Sue Lovegrove: Meltwater
This series of paintings is based on my recent research trip to Iceland last year when I was able to crawl around, get up close to, listen to and gaze down on several different glaciers. The experience was both mesmerising and compelling. The sheer beauty of the surface with its wrinkled sculpted skin, the scale of the ice rivers plummeting and cascading down from 2,000 metres to sea level in a space of just a few kilometres and the overwhelming sense of vulnerability and fragility against the background knowledge that 80% of Europe’s glaciers will be extinct by the end of the century.

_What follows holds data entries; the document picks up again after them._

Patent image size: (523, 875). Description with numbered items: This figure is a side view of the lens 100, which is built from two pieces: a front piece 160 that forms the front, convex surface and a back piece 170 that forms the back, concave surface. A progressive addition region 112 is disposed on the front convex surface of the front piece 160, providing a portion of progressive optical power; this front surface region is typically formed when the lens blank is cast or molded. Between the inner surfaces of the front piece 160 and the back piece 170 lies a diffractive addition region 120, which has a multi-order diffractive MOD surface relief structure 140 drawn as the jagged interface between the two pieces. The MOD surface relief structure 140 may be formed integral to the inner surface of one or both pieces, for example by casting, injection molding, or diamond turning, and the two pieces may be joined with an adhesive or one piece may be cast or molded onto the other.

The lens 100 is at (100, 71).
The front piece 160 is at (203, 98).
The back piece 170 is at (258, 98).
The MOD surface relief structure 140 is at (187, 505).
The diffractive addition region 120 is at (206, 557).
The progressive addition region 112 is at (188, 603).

Due to irreversible human induced global warming the temperature in the arctic is rising faster than anywhere else in the world and as a consequence the Arctic ice is melting at a rapid and alarming rate.

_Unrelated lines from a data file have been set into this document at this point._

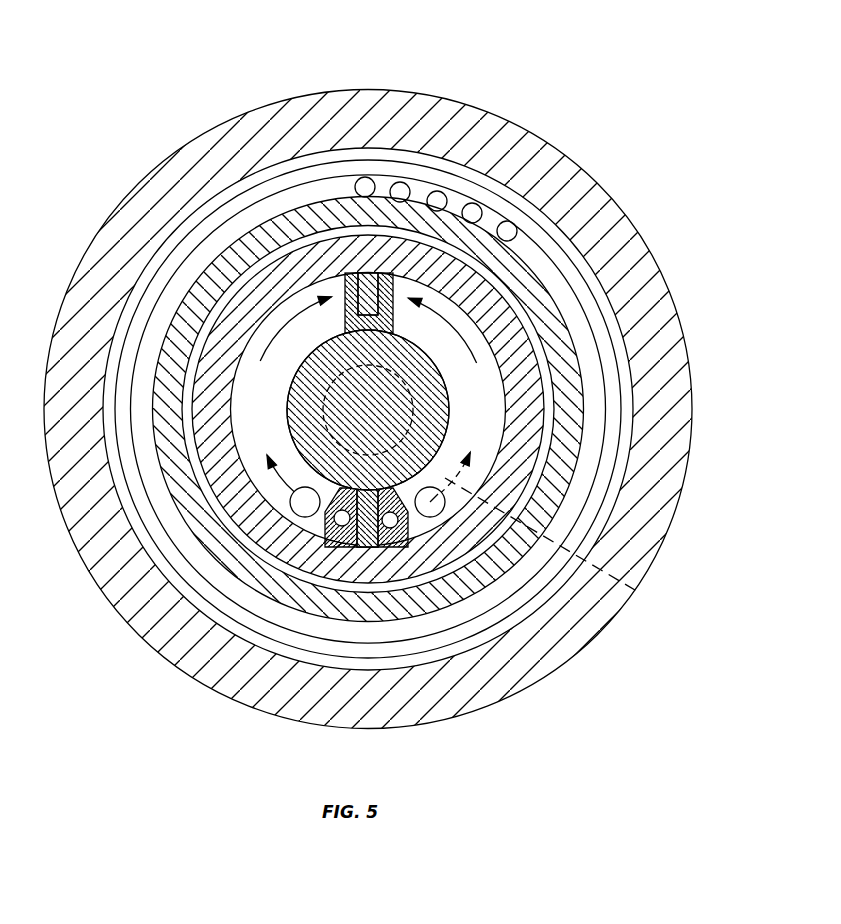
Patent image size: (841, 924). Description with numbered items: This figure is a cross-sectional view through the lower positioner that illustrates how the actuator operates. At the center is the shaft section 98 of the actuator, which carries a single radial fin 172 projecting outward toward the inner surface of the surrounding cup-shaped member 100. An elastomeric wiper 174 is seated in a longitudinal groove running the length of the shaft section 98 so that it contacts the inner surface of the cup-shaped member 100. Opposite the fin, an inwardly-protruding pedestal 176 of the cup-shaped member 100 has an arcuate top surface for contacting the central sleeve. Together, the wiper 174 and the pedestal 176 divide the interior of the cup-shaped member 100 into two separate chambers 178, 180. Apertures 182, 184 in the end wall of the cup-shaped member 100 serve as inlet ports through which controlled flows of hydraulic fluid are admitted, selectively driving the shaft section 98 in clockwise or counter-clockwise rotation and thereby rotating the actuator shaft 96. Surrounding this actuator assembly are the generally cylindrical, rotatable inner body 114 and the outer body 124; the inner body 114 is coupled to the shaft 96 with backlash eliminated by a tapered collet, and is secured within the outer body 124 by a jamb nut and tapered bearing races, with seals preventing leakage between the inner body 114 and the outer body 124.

The actuator shaft 96 is at (645, 593).
The shaft section 98 is at (460, 389).
The cup-shaped member 100 is at (483, 298).
The inner body 114 is at (515, 267).
The outer body 124 is at (377, 112).
The radial fin 172 is at (343, 278).
The elastomeric wiper 174 is at (378, 302).
The pedestal 176 is at (377, 548).
The chamber 178 is at (268, 416).
The chamber 180 is at (496, 431).
The aperture 182 is at (305, 502).
The aperture 184 is at (430, 517).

Sue Lovegrove’s works reflect her close relationship to the natural environment. Her paintings explore the interplay between surface and depth, layers building opacity in rich blue and deep ochre plunge the eye downwards before it is caught in an instant and returned to the rippling surface by fine slivers of sunlight. Fleeting renderings dance across the ageless deep of oceans and lakes. Through diving and rising again and again comes the realisation that these landscapes are as physical as psychological, as real as invoked.

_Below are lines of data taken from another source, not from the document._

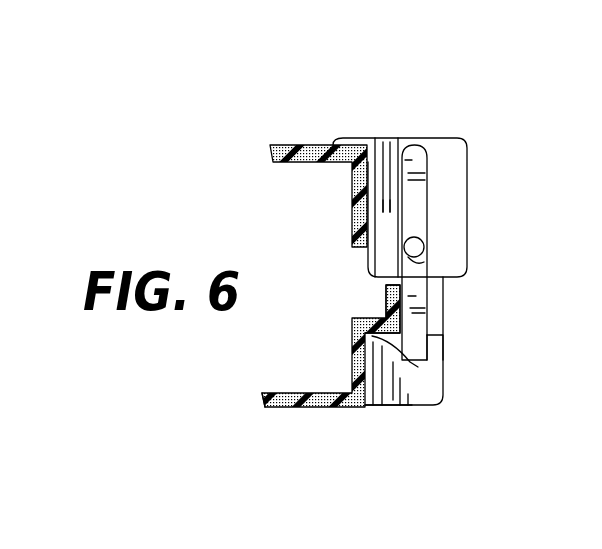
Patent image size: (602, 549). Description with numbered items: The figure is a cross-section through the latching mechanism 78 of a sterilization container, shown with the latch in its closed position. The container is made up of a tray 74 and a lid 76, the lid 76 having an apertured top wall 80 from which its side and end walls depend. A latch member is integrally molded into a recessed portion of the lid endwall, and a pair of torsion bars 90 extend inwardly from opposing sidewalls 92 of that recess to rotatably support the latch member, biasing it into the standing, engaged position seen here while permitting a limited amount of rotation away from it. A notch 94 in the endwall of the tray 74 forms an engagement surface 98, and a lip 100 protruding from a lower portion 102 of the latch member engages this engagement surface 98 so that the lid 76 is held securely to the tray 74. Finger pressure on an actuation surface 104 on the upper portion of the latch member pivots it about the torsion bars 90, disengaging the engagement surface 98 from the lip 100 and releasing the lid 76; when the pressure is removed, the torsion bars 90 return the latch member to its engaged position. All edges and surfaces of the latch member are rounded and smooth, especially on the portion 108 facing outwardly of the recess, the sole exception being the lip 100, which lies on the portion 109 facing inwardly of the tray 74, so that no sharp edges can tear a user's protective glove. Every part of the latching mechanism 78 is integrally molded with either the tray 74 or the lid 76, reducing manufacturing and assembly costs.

The tray 74 is at (262, 404).
The lid 76 is at (470, 128).
The latching mechanism 78 is at (461, 310).
The apertured top wall 80 is at (290, 145).
The torsion bars 90 is at (424, 261).
The sidewalls 92 is at (387, 145).
The notch 94 is at (412, 404).
The engagement surface 98 is at (378, 406).
The lip 100 is at (372, 320).
The lower portion 102 is at (413, 364).
The actuation surface 104 is at (431, 175).
The outwardly facing portion 108 is at (431, 337).
The inwardly facing portion 109 is at (384, 216).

Lovegrove’s highly detailed and exquisitely fine brushwork captures the shifting of the wind as it weaves patterns across the surfaces of wetlands, rivers and oceans. The works map the world’s most fragile wilderness, beginning in Tasmania and travelling southward. The journey into the unknown is palpable as if the weather itself travels through the artist’s hand; a solitary calm cast over by the temporary turbulence of interacting forces.
In 2020, Sue was awarded the Elaine Bermingham National Watercolour Prize for Landscape and in 2018 she received an Australia Council Grant to publish The Voice of Water, with Tasmanian poet Adrienne Eberhard. Sue has undertaken numerous residencies including an Australian Antarctic Division Arts Fellowship in 2003 to visit Antarctica and Macquarie Island and in 2006 an Arts Tasmania Wilderness residency to spend 2 months on Maatsuyker Island. In 2015 she studied Persian miniature painting in London.
Sue has held over 30 solo exhibitions throughout Australia and her work is held in numerous private and public collections including: the National Gallery of Australia, Tasmanian Museum and Art Gallery, Queen Victoria Museum and Art Gallery, University of Canberra and the Macquarie Bank to name a few. Sue lives and works in lutruwita/Tasmania.